As submissives, our core drive is to submit or surrender. In a relationship, we build that submission into service to the Dominant in ways that benefit you. In a collar, you may be asked just how far you are willing to go. If you do not feel completely compelled to do as they say or feel yourself questioning or challenging them, you may not be ready for a collar with this person. You’ll be committing, with some permanence, to the Dominant you currently submit to.
I encourage all submissives, when they reach this point in their relationship, to really give it some thought, to spend some time looking inward and see if wearing a collar is in the hope of fixing something (it won’t) or making you feel more secure in the relationship (it shouldn’t). You can’t fix a broken relationship with a collar, and you should already feel secure before you accept one.
Asking for a Collar
In some situations, it is appropriate for the submissive to ask the Dominant for a collar. When you know each other well enough and are on the same page regarding what a collar means, you may learn that the Dominant wants the submissive to ask or beg to be collared by them. In this situation, the submissive is exhibiting a driving need to be under this person's care and guidance, and they wish to live in their service.
Like in the vanilla world, where it's rarer for women to propose to men, submissives asking for a collar is not the norm. If you are familiar with John Norman’s Gor Series of 27(?) books, there are moments where a woman begs for a collar. You could try to mimic one of those descriptions. This is where I think the whole idea of begging for a collar comes from, as well as the idea of collaring ceremonies and even fancy submissive positions.
If you are expected to ask for your collar, find the words from your heart. Make it a pure and genuine request. If you wish, set it up like a marriage proposal. Declare your devotion, share a story of the unique connection the two of you share, and then ask them for the collar.

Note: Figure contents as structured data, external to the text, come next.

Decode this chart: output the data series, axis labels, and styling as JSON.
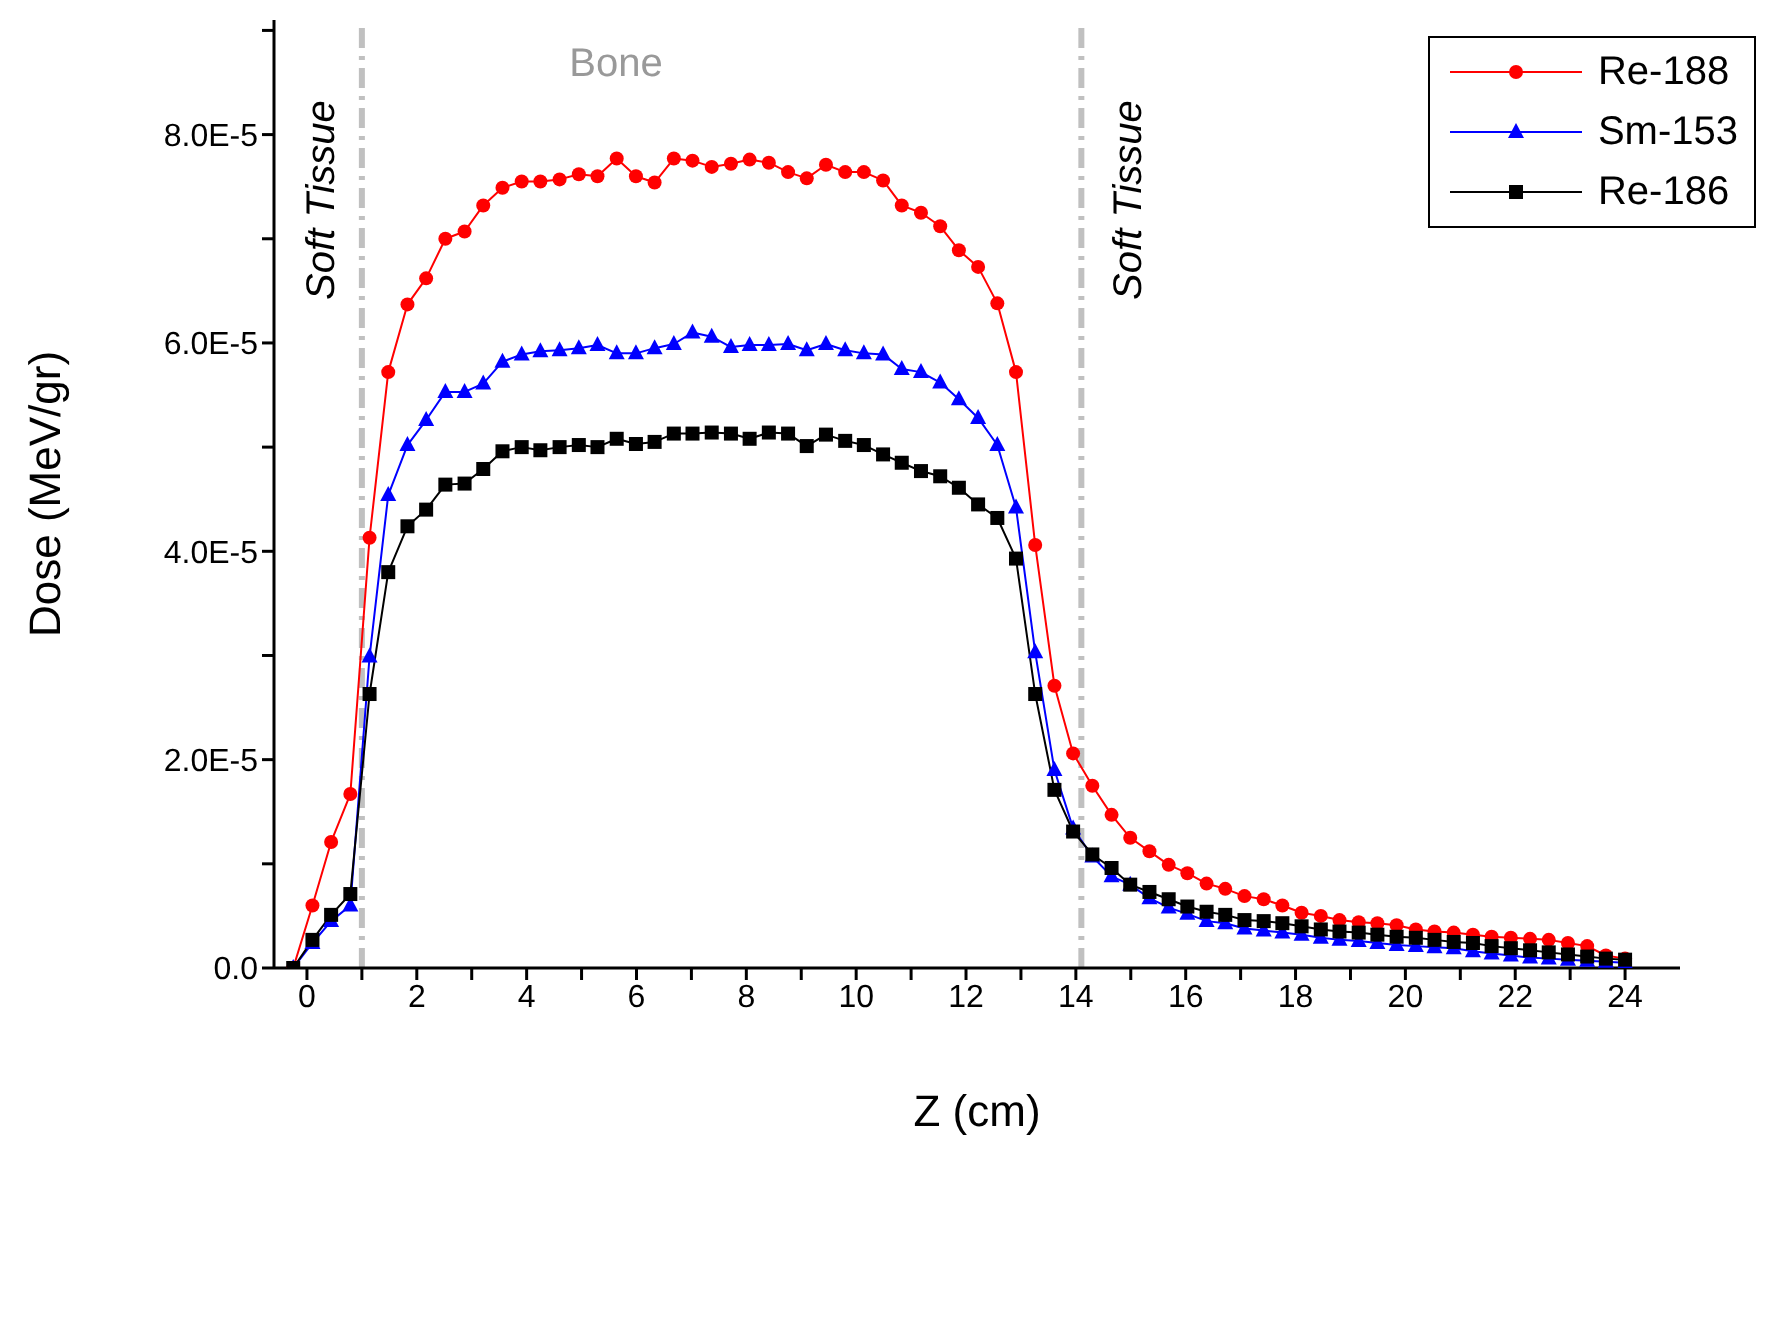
{
  "chart_data": {
    "type": "line",
    "xlabel": "Z (cm)",
    "ylabel": "Dose (MeV/gr)",
    "x": [
      -0.25,
      0.1,
      0.44,
      0.79,
      1.14,
      1.48,
      1.83,
      2.17,
      2.52,
      2.87,
      3.21,
      3.56,
      3.91,
      4.25,
      4.6,
      4.95,
      5.29,
      5.64,
      5.99,
      6.33,
      6.68,
      7.02,
      7.37,
      7.72,
      8.06,
      8.41,
      8.76,
      9.1,
      9.45,
      9.8,
      10.14,
      10.49,
      10.83,
      11.18,
      11.53,
      11.87,
      12.22,
      12.57,
      12.91,
      13.26,
      13.61,
      13.95,
      14.3,
      14.65,
      14.99,
      15.34,
      15.69,
      16.03,
      16.38,
      16.72,
      17.07,
      17.42,
      17.76,
      18.11,
      18.46,
      18.8,
      19.15,
      19.49,
      19.84,
      20.19,
      20.53,
      20.88,
      21.23,
      21.57,
      21.92,
      22.27,
      22.61,
      22.96,
      23.31,
      23.65,
      24.0
    ],
    "series": [
      {
        "name": "Re-188",
        "color": "#ff0000",
        "marker": "circle",
        "values": [
          0,
          6e-06,
          1.21e-05,
          1.67e-05,
          4.13e-05,
          5.72e-05,
          6.37e-05,
          6.62e-05,
          7e-05,
          7.07e-05,
          7.32e-05,
          7.49e-05,
          7.55e-05,
          7.55e-05,
          7.57e-05,
          7.62e-05,
          7.6e-05,
          7.77e-05,
          7.6e-05,
          7.54e-05,
          7.77e-05,
          7.75e-05,
          7.69e-05,
          7.72e-05,
          7.76e-05,
          7.73e-05,
          7.64e-05,
          7.58e-05,
          7.71e-05,
          7.64e-05,
          7.64e-05,
          7.56e-05,
          7.32e-05,
          7.25e-05,
          7.12e-05,
          6.89e-05,
          6.73e-05,
          6.38e-05,
          5.72e-05,
          4.06e-05,
          2.71e-05,
          2.06e-05,
          1.75e-05,
          1.47e-05,
          1.25e-05,
          1.12e-05,
          9.9e-06,
          9.1e-06,
          8.1e-06,
          7.6e-06,
          6.9e-06,
          6.6e-06,
          6e-06,
          5.3e-06,
          5e-06,
          4.6e-06,
          4.4e-06,
          4.3e-06,
          4.1e-06,
          3.7e-06,
          3.5e-06,
          3.4e-06,
          3.2e-06,
          3e-06,
          2.9e-06,
          2.8e-06,
          2.7e-06,
          2.4e-06,
          2.1e-06,
          1.2e-06,
          9e-07
        ]
      },
      {
        "name": "Sm-153",
        "color": "#0000ff",
        "marker": "triangle",
        "values": [
          0,
          2.4e-06,
          4.5e-06,
          6e-06,
          2.99e-05,
          4.54e-05,
          5.02e-05,
          5.26e-05,
          5.53e-05,
          5.53e-05,
          5.61e-05,
          5.82e-05,
          5.89e-05,
          5.92e-05,
          5.93e-05,
          5.95e-05,
          5.98e-05,
          5.9e-05,
          5.9e-05,
          5.95e-05,
          5.99e-05,
          6.1e-05,
          6.06e-05,
          5.96e-05,
          5.98e-05,
          5.98e-05,
          5.99e-05,
          5.93e-05,
          5.99e-05,
          5.93e-05,
          5.9e-05,
          5.89e-05,
          5.75e-05,
          5.72e-05,
          5.62e-05,
          5.46e-05,
          5.28e-05,
          5.02e-05,
          4.42e-05,
          3.03e-05,
          1.9e-05,
          1.34e-05,
          1.07e-05,
          8.8e-06,
          8e-06,
          6.7e-06,
          5.8e-06,
          5.2e-06,
          4.5e-06,
          4.3e-06,
          3.8e-06,
          3.6e-06,
          3.4e-06,
          3.2e-06,
          2.9e-06,
          2.7e-06,
          2.6e-06,
          2.4e-06,
          2.2e-06,
          2.1e-06,
          2e-06,
          1.9e-06,
          1.6e-06,
          1.4e-06,
          1.2e-06,
          1e-06,
          9e-07,
          8e-07,
          7e-07,
          6e-07,
          5e-07
        ]
      },
      {
        "name": "Re-186",
        "color": "#000000",
        "marker": "square",
        "values": [
          0,
          2.7e-06,
          5.1e-06,
          7.1e-06,
          2.63e-05,
          3.8e-05,
          4.24e-05,
          4.4e-05,
          4.64e-05,
          4.65e-05,
          4.79e-05,
          4.96e-05,
          5e-05,
          4.97e-05,
          5e-05,
          5.02e-05,
          5e-05,
          5.08e-05,
          5.03e-05,
          5.05e-05,
          5.13e-05,
          5.13e-05,
          5.14e-05,
          5.13e-05,
          5.08e-05,
          5.14e-05,
          5.13e-05,
          5.01e-05,
          5.12e-05,
          5.06e-05,
          5.02e-05,
          4.93e-05,
          4.85e-05,
          4.77e-05,
          4.72e-05,
          4.61e-05,
          4.45e-05,
          4.32e-05,
          3.93e-05,
          2.63e-05,
          1.71e-05,
          1.31e-05,
          1.09e-05,
          9.6e-06,
          8e-06,
          7.3e-06,
          6.6e-06,
          5.9e-06,
          5.4e-06,
          5.1e-06,
          4.6e-06,
          4.5e-06,
          4.3e-06,
          4e-06,
          3.7e-06,
          3.5e-06,
          3.4e-06,
          3.2e-06,
          3e-06,
          2.9e-06,
          2.7e-06,
          2.5e-06,
          2.4e-06,
          2.1e-06,
          1.9e-06,
          1.7e-06,
          1.5e-06,
          1.3e-06,
          1.1e-06,
          9e-07,
          8e-07
        ]
      }
    ],
    "xlim": [
      -0.6,
      25
    ],
    "xticks": [
      0,
      {
        "value": 1,
        "label": null
      },
      2,
      {
        "value": 3,
        "label": null
      },
      4,
      {
        "value": 5,
        "label": null
      },
      6,
      {
        "value": 7,
        "label": null
      },
      8,
      {
        "value": 9,
        "label": null
      },
      10,
      {
        "value": 11,
        "label": null
      },
      12,
      {
        "value": 13,
        "label": null
      },
      14,
      {
        "value": 15,
        "label": null
      },
      16,
      {
        "value": 17,
        "label": null
      },
      18,
      {
        "value": 19,
        "label": null
      },
      20,
      {
        "value": 21,
        "label": null
      },
      22,
      {
        "value": 23,
        "label": null
      },
      24
    ],
    "ylim": [
      0,
      9.1e-05
    ],
    "yticks": [
      {
        "value": 0,
        "label": "0.0"
      },
      {
        "value": 1e-05,
        "label": null
      },
      {
        "value": 2e-05,
        "label": "2.0E-5"
      },
      {
        "value": 3e-05,
        "label": null
      },
      {
        "value": 4e-05,
        "label": "4.0E-5"
      },
      {
        "value": 5e-05,
        "label": null
      },
      {
        "value": 6e-05,
        "label": "6.0E-5"
      },
      {
        "value": 7e-05,
        "label": null
      },
      {
        "value": 8e-05,
        "label": "8.0E-5"
      },
      {
        "value": 9e-05,
        "label": null
      }
    ],
    "ref_lines": [
      {
        "axis": "x",
        "value": 1,
        "label": "Soft Tissue",
        "color": "#c0c0c0",
        "line_style": "dashed"
      },
      {
        "axis": "x",
        "value": 14.1,
        "label": "Soft Tissue",
        "color": "#c0c0c0",
        "line_style": "dashed"
      }
    ],
    "annotations": [
      "Bone"
    ],
    "legend": "top right",
    "line_style": "solid"
  }
}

Still, the easiest way is just to come out and ask.
Receiving a Collar
Receiving your collar is a special occasion for many submissives and slaves. For some, this time means celebrating your relationship and the commitment that is about to happen.
There is no right or wrong way to receive a collar. KnyghtMare preferred to have me kneel in private and put the collar on. We gazed into each other's eyes momentarily and felt immense emotions. If you want a ceremony, it can be formal or informal. They can be private or in front of your friends and “family.”
A collaring ceremony is an option for those who wish to plan a more formal celebration. I recommend you use a wedding as an example ceremony. After all, you are committing yourself to someone extraordinarily and often permanently. Why not use an existing ceremony and customize it for your needs? You can use any parts of it that you would like, add ritualistic moments, and make the event as personal as you wish.
Read More: How to Plan a Formal Collaring Ceremony
Remember, the most important thing is to prioritize your well-being and to only enter into a BDSM relationship if you feel comfortable, safe, and respected. A collar can be an important step in your D/s relationship, and hopefully, I've helped you learn what you might expect from your own dynamic!